Created on 27 Sep 2019 · 7Comments · Source: pytorch/fairseq

Yes, you can resume training by specifying the model you'd like to resume from using --restore-file <path to checkpoint>.

_Originally posted by @lematt1991 in https://github.com/pytorch/fairseq/issues/1182#issuecomment-535507612_

First Model was trained on architecture LSTM and the second one was also LSTM with restore-file option.
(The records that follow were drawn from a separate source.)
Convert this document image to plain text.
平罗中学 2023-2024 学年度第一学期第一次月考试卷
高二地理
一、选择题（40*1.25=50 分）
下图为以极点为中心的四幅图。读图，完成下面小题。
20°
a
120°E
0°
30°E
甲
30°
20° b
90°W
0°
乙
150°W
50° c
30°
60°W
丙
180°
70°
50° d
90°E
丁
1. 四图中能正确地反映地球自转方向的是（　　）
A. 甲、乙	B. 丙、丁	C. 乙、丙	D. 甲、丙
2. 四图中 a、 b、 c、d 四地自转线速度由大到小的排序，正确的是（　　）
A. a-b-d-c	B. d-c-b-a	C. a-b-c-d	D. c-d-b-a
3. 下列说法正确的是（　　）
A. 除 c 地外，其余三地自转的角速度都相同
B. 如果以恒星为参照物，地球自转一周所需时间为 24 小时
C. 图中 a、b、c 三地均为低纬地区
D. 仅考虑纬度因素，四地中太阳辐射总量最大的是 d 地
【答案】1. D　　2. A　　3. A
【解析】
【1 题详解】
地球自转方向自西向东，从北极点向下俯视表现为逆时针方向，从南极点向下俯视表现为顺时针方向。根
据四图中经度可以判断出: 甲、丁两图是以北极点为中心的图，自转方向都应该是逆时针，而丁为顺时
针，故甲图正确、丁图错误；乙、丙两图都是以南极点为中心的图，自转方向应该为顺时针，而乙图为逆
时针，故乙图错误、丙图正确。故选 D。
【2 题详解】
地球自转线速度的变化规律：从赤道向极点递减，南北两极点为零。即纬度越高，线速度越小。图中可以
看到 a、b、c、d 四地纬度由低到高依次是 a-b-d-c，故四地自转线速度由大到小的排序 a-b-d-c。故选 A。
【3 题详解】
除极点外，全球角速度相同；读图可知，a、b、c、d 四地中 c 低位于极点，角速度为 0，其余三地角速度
Both were being trained on separate data files (same language pair)
Error: Architecture mismatch.

Source

aastha19

Most helpful comment

@echan00
The bin files were created separately and also a common dictionary was created.
And this common dictionary was placed in the bin files for both the data sets replacing their actual dictionary created at the time of pre-processing.
Somehow it worked for me!

aastha19 on 5 Dec 2019

😄1 👍1

All 7 comments

your vocabulary size probably changed, see the "size mismatch"

huihuifan on 27 Sep 2019

Yes, the vocab size is different because they are 2 different data sets and not the same.

aastha19 on 27 Sep 2019

It's not going to be possible to restore from a checkpoint where the vocabulary size is different... the input/output embedding matrices are going to be the wrong size. This is not a bug with the code. You need to decide how you want to handle this, most likely you want to re-process your second dataset with the same dictionary as the first.

huihuifan on 27 Sep 2019

👍1

Hi @huihuifan
Do you suggest modifying the preprocess code right here to load a different dictionary (in this case, the dictionary from the first dataset)?

@aastha19 what did you end up doing?